No – I square my shoulders. If I am going to do this, I will not go to the damn park. I will go to France, and I will feed her caviar and pâté. I can do better than a stereotype. I can be a Chanel mother.

By the time I climb out of the shower, I feel like a new woman. No wonder Caleb drinks that expensive stuff. I’m practically walking on air. When the baby wakes up, I feed her from the stock of milk I pumped earlier. She already seems fussy, like the bottle is an inconvenience instead of a meal. She screams and thrashes her head around until her skin flushes as red as the troll fluff that’s sprouting on top of her head.

I wiggle it in her mouth, until finally she latches on, grunting with her eyes closed.

“Lost that battle, didn’t you?” I say, resting my head back in the rocker and closing my eyes. “If you think I’m going to be doing that all the time, you’re wrong. Spoiled little redheaded brat.”

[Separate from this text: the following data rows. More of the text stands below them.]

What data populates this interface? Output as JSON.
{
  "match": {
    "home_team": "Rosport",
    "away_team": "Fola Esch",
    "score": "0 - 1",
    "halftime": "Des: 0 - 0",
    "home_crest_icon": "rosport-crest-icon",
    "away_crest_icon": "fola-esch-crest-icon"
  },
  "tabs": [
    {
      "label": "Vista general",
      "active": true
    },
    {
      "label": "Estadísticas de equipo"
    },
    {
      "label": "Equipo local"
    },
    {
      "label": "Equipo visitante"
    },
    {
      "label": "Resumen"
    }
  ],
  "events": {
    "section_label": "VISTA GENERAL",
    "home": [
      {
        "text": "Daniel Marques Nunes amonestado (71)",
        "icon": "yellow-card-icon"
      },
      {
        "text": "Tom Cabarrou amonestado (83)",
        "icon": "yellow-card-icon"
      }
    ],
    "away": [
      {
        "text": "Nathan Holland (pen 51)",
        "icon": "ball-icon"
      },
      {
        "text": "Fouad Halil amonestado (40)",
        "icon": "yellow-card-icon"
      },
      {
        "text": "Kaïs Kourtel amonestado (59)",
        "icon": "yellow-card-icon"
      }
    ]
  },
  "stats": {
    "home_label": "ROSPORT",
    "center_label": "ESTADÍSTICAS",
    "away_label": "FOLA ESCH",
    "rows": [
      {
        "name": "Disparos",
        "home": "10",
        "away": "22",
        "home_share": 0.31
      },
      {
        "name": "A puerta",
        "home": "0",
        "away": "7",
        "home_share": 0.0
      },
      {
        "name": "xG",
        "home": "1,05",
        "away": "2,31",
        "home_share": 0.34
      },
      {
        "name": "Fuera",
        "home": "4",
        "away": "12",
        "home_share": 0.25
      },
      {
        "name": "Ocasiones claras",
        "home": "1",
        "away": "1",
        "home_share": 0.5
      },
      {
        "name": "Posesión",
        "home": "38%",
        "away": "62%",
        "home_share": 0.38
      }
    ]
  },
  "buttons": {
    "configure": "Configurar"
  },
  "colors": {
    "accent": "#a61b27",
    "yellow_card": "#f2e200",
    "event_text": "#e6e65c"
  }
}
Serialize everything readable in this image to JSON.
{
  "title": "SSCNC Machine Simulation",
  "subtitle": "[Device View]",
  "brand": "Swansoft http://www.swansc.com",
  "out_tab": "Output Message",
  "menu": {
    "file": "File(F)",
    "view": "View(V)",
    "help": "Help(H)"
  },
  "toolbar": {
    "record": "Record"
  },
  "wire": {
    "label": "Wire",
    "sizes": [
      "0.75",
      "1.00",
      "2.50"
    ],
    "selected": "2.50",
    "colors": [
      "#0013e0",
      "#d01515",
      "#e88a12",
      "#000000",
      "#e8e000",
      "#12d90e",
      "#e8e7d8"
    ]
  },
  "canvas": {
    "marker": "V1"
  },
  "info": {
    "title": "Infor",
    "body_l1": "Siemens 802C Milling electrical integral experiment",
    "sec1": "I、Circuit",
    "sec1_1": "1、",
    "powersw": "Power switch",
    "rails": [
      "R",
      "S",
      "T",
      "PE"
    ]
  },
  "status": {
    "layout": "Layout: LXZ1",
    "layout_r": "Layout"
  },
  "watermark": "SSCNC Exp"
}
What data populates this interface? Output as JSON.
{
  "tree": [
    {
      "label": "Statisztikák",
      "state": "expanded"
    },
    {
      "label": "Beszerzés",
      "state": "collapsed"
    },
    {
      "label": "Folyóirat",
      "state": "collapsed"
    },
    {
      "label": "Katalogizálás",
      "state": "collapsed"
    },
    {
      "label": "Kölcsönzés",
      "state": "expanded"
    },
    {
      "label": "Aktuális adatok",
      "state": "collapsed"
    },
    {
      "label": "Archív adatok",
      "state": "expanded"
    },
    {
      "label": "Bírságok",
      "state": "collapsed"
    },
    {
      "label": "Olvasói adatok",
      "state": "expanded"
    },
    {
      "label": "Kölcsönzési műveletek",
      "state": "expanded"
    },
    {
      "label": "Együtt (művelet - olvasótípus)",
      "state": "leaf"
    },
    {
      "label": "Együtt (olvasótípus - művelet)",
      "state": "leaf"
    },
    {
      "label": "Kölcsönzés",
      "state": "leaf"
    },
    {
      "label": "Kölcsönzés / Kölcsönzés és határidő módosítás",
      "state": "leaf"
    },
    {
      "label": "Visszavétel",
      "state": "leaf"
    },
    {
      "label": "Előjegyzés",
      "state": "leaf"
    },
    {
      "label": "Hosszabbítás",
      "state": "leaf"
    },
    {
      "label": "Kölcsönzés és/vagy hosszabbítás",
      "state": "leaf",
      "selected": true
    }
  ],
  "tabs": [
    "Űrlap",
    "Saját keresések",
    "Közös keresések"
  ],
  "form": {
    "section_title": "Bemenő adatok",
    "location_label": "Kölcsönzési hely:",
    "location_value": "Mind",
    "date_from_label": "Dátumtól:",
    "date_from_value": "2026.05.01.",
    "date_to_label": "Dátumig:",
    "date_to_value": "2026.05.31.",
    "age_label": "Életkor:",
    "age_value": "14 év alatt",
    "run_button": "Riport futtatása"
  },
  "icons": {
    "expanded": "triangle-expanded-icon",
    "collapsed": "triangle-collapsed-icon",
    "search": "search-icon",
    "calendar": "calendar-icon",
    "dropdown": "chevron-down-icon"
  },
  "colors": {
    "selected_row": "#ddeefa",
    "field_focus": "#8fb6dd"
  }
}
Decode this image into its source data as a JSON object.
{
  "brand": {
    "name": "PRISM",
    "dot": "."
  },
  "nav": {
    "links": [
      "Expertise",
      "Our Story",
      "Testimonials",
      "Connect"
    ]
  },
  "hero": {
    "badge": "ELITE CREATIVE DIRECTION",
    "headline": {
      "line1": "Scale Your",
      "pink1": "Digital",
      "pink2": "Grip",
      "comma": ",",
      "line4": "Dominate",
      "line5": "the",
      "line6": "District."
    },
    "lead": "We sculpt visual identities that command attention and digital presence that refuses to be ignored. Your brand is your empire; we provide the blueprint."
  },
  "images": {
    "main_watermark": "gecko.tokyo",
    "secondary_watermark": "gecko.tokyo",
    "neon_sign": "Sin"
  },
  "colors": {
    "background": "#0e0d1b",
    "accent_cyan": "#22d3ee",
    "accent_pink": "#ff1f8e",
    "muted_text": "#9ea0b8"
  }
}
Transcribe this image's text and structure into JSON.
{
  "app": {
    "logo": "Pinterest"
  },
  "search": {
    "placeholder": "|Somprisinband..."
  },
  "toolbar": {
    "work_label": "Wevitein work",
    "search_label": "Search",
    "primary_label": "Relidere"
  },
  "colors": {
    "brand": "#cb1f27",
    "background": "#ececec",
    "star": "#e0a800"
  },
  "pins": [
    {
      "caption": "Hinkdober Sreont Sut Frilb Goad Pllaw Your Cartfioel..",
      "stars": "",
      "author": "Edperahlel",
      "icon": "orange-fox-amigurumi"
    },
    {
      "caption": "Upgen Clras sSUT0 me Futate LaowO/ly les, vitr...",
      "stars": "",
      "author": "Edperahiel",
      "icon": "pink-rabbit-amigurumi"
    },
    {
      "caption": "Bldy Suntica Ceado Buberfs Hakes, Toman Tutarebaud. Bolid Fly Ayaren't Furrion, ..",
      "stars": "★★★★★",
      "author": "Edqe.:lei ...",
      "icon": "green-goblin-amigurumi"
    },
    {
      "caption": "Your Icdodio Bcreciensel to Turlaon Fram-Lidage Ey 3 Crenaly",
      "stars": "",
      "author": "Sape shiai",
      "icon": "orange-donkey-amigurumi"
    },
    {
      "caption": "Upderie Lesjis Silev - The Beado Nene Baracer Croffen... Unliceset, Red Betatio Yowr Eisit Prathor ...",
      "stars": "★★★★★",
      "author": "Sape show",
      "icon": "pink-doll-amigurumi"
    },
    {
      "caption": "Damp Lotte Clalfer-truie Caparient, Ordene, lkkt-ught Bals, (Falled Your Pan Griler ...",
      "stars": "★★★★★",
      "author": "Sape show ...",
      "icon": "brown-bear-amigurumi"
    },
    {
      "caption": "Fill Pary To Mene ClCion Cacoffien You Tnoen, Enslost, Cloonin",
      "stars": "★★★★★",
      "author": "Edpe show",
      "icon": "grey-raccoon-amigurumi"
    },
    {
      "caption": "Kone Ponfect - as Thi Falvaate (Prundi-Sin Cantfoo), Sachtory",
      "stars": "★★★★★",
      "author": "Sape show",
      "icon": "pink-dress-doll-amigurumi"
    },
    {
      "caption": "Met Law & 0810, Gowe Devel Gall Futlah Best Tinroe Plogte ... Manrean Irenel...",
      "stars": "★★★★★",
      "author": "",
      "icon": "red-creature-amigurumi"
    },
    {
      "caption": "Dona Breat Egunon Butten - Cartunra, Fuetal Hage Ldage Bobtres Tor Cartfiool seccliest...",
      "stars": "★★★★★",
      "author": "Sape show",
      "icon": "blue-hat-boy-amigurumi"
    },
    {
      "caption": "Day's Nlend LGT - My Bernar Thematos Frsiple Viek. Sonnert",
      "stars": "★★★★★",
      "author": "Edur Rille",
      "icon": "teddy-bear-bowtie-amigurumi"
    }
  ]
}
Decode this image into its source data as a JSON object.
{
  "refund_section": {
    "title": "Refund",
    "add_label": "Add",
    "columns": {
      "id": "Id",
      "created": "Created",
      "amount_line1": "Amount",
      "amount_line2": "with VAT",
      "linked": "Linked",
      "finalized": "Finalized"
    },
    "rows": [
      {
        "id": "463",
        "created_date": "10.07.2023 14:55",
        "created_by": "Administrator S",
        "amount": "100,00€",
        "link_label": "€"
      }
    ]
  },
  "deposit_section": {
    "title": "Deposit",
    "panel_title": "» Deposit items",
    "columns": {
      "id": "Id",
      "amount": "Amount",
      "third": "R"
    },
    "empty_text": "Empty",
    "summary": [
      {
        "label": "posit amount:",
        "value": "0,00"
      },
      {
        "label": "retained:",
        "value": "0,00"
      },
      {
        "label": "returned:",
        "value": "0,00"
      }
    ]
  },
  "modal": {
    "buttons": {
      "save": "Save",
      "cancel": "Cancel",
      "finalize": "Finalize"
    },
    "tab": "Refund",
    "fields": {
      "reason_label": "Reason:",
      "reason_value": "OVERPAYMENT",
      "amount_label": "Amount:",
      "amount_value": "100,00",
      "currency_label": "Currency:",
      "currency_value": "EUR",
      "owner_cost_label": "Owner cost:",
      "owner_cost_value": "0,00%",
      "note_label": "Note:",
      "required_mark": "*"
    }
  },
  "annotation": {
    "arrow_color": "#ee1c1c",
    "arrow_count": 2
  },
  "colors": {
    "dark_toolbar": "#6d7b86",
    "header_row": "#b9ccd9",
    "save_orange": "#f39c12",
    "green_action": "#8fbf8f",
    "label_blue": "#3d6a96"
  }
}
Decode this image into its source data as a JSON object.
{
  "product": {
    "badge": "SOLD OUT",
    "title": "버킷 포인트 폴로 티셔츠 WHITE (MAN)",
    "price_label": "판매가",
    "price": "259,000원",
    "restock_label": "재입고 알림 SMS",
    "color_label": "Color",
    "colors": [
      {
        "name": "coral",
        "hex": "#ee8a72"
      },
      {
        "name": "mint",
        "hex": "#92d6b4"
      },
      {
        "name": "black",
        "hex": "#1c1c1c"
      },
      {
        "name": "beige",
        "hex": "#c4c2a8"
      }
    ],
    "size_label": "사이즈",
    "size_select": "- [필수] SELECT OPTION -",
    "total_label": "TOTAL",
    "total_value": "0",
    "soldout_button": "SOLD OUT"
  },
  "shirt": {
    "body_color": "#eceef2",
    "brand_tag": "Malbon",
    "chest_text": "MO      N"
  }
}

I wake up in the rocker. The baby is asleep on my shoulder. I can feel her heat seeping through my clothes, and hear her little breaths in my ear. I lower her in her crib as gently as I can and check my phone.

Nothing from Caleb, but two calls from Sam. I am about to call my good for nothing manny when he sends me a text.

Sam: Stomach flu, need a few days off.

Before I know what I’m doing my phone is spiraling out of my hand and toward my beautiful fucking marble staircase. I close my eyes as I hear it smash into a dozen pieces. My whole life is falling apart.

The baby starts to cry, I start to cry. I smash a few more priceless antiques and pull myself together. I have a gosh-darn baby to take care of. When I march back into her room, my sobbing has subsided to a whimper and I already have my boob out.

Sam finds me in my usual spot on the floor next to her crib. He nudges me in the ribs with his foot, and I shove his leg away.

“Did you stop bathing?”

When I don’t respond, he pulls me to my feet, casting a quick glance into the crib before ushering me out.

“I didn’t kill her,” I sputter, “if that’s what you’re thinking.”

He ignores me, pushing me toward my bedroom.

“Just because you’re a mother doesn’t mean you can’t take care of yourself.”

I shoot him a nasty look. Obviously, he has no idea what it is to take care of a baby. He shoves me into the bathroom and turns on the shower.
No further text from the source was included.